Festival mode | Zhang Dongli brings Bordeaux’s Fete Le Vin to Beijing

As a veteran in tourism and event planning, Zhang Dongli has a long history of pairing France and China. Zhang’s most recent project, Bordeaux Fete Le Vin, aims to get them raising far more glasses, too.

Zhang’s life in wine began with the French Tourism Office in Beijing, where she promoted French cities and assisted tourism agencies and programs. That led to projects involving Bordeaux and specifically Saint-Émilion: she was the first tourism officer for China and handles Jurade de Saint-Émilion activities here. It also led her to the Bordeaux Wine School, where she became a CIVB-certified trainer.

On top of this, Zhang started a company to import Bordeaux wine and held events featuring regional brands. And, further strengthening the China-France link, she is establishing a winery in the Ningxia region with the help of veteran Nicolas Billot-Grima, whose first wine-making job in China was at Huadong winery in Qingdao in the late 1980s.

But it’s the Bordeaux Fete Le Vin that currently offers much promise, especially given both France and Bordeaux have been losing market share in China in recent years, especially to New World upstarts Chile and Australia. Reaching new waves of consumers will be essential to maintaining, and possibly boosting, the Bordeaux presence in China.

As I mentioned in this post, the organizers of the first Bordeaux Fete Le Vin funded me to join their three-day festival in Beijing’s Miyun County and I caught a ride there with some French diplomats and chamber of commerce people. What struck me most about the event, aside from the scale of Gubei Water Town, at the foot of the Great Wall, was the chance to reach new consumers.

Events such as Simply Bordeaux, the annual Grand Cru tour, and wine dinners tend to draw trade people and consumers who are already aficionados. Fete Le Vin can draw these, too, but also complete newcomers who stumble upon the festival as part of their trip to Gubei. Given it costs quite a bit of cash to visit, from entrance fees to transport and accommodations, these are people with some disposable income. And it can be scaled.

“If we can establish a successful Fete Le Vin in Beijing, we can then do it in other cities,” says Zhang.

Zhang says she decided to launch this first festival in Beijing after much consideration. After Miyun County was finalized, she says it was an 18-month process to opening night, one that involved both officials and wine producers there.

“The festival is also a good way to also increase interest in Miyun’s wine,” she adds.

Though that didn’t stop people from questioning the move.

“A lot of people in Miyun asked, ‘Why organize a festival for Bordeaux, why not promote Miyun wines?'” she says. “But places like Fangshan [in Beijing] and Yantai [in Shandong] have wine festivals that are not very successful.
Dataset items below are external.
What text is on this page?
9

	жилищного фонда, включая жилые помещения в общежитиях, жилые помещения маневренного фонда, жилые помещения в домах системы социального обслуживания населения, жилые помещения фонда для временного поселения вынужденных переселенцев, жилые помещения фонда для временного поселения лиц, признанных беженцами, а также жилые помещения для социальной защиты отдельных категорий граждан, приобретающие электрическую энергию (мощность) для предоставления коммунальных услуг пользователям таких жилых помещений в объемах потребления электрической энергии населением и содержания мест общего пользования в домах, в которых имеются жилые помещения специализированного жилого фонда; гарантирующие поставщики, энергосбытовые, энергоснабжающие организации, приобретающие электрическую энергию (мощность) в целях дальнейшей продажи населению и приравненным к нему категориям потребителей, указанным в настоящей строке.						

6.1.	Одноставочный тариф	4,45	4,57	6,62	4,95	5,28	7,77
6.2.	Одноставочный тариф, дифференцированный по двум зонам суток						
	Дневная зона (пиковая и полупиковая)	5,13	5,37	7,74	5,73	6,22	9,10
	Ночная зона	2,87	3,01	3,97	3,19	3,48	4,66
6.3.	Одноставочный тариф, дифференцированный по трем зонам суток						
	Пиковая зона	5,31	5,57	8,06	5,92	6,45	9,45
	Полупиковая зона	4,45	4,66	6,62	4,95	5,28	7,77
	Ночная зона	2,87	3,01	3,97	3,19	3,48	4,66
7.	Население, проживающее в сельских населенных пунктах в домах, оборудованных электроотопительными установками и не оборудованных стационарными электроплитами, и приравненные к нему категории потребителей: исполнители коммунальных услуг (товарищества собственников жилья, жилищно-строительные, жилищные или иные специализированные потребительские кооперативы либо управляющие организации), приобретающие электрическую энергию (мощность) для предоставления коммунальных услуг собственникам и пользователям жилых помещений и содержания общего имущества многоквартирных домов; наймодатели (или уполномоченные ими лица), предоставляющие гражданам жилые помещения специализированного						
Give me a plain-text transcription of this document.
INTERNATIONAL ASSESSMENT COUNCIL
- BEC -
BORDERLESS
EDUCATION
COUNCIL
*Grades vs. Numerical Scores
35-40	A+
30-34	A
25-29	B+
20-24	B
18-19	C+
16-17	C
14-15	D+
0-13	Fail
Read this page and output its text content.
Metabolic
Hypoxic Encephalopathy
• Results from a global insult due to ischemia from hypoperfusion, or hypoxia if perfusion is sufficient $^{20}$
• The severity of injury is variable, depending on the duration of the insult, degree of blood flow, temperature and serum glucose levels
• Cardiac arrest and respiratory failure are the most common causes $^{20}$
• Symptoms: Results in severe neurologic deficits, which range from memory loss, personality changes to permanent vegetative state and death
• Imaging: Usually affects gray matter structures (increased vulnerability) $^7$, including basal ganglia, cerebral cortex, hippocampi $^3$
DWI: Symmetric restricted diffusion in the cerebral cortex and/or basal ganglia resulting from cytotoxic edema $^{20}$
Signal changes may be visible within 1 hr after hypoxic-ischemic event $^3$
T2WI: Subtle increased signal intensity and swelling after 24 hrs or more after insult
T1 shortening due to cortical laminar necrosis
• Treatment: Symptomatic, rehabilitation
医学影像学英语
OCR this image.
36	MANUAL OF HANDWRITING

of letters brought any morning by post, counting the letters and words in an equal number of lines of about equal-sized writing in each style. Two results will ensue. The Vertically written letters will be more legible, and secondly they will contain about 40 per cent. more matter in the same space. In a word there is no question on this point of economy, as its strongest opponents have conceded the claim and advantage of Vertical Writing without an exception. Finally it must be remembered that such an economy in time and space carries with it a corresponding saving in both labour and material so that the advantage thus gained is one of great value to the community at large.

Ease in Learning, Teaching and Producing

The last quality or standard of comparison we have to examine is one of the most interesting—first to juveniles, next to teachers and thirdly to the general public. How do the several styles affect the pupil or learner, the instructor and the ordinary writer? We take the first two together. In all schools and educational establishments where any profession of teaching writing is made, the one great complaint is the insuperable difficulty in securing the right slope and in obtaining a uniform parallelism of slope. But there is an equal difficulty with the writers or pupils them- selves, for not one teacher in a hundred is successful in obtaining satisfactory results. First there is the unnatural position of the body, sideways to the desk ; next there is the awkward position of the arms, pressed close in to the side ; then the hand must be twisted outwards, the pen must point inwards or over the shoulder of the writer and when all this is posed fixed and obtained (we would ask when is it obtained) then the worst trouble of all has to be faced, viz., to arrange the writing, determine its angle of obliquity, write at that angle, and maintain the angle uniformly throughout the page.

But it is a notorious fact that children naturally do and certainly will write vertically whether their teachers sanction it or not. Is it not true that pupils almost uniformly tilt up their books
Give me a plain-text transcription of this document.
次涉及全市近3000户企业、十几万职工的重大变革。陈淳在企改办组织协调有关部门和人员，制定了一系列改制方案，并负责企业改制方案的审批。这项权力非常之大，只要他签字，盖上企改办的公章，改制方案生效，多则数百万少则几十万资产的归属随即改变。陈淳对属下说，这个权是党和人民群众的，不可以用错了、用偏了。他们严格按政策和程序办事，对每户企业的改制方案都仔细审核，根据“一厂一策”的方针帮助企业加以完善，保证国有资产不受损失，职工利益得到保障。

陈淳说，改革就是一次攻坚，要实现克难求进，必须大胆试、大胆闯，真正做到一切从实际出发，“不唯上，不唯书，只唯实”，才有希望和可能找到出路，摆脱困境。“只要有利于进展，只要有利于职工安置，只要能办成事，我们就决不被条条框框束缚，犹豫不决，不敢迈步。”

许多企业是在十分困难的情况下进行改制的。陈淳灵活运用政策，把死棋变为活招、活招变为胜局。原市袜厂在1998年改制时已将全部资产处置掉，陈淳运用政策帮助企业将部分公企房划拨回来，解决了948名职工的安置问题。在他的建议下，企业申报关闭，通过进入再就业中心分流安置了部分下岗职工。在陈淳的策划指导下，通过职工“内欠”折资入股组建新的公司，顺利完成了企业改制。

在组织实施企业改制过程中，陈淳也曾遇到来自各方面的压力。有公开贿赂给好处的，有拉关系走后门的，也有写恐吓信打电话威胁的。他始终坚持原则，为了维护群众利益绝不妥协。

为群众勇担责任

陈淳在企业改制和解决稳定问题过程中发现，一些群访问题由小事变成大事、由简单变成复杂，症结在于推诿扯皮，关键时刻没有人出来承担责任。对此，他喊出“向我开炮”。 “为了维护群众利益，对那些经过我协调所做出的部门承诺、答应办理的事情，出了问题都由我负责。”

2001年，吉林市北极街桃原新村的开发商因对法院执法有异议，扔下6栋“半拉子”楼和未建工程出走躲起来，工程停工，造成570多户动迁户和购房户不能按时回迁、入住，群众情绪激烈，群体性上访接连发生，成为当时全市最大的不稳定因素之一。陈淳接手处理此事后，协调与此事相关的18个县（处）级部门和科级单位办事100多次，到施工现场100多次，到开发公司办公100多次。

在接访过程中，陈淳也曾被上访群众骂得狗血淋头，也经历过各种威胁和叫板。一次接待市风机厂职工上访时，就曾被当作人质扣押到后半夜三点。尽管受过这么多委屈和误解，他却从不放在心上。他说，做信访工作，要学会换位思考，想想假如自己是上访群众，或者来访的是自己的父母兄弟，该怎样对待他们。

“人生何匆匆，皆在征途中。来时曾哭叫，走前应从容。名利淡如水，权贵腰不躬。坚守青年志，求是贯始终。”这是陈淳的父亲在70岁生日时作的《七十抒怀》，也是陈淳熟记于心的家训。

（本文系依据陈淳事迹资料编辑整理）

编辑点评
Bordeaux’s Fete Le Vin is a big brand, it’s already successful in many countries, so it’s good promotion for Miyun County.”

Zhang is essentially a bridge between France and China. Between Bordeaux decision-makers on one side, like CIVB’s marketing director Christophe Chateau, and Miyun officials on the other, such as He Lijuan, vice chair of the county Chinese People’s Political Consultative Conference committee, and a driving force behind Gubei, and Yang Shan, who is responsible for Miyun’s handful of wineries.

This first festival didn’t come without challenges. While Miyun County is in Beijing, it hasn’t hosted events such as a Bordeaux Fete Le Vin. And red wine is still not widely popular in northern China.

“In Shanghai, in the south of China, a lot of people drink wine. Here in Beijing, in the north, people still drink Chinese liquor [baijiu],” explains Zhang. “Those who do drink usually don’t do it outside or by the glass. They usually do it in restaurants with a meal.”

With lessons learned from the three-day event, she is looking ahead to the next festival.

“Next year, Bordeaux will offer more wine and send more people — teachers, winemakers and VIPs,” she says. And that’s good for Miyun.

“Bordeaux is already famous,” she adds. “If Miyun wants to be famous for wine, they need to build their brand, too.”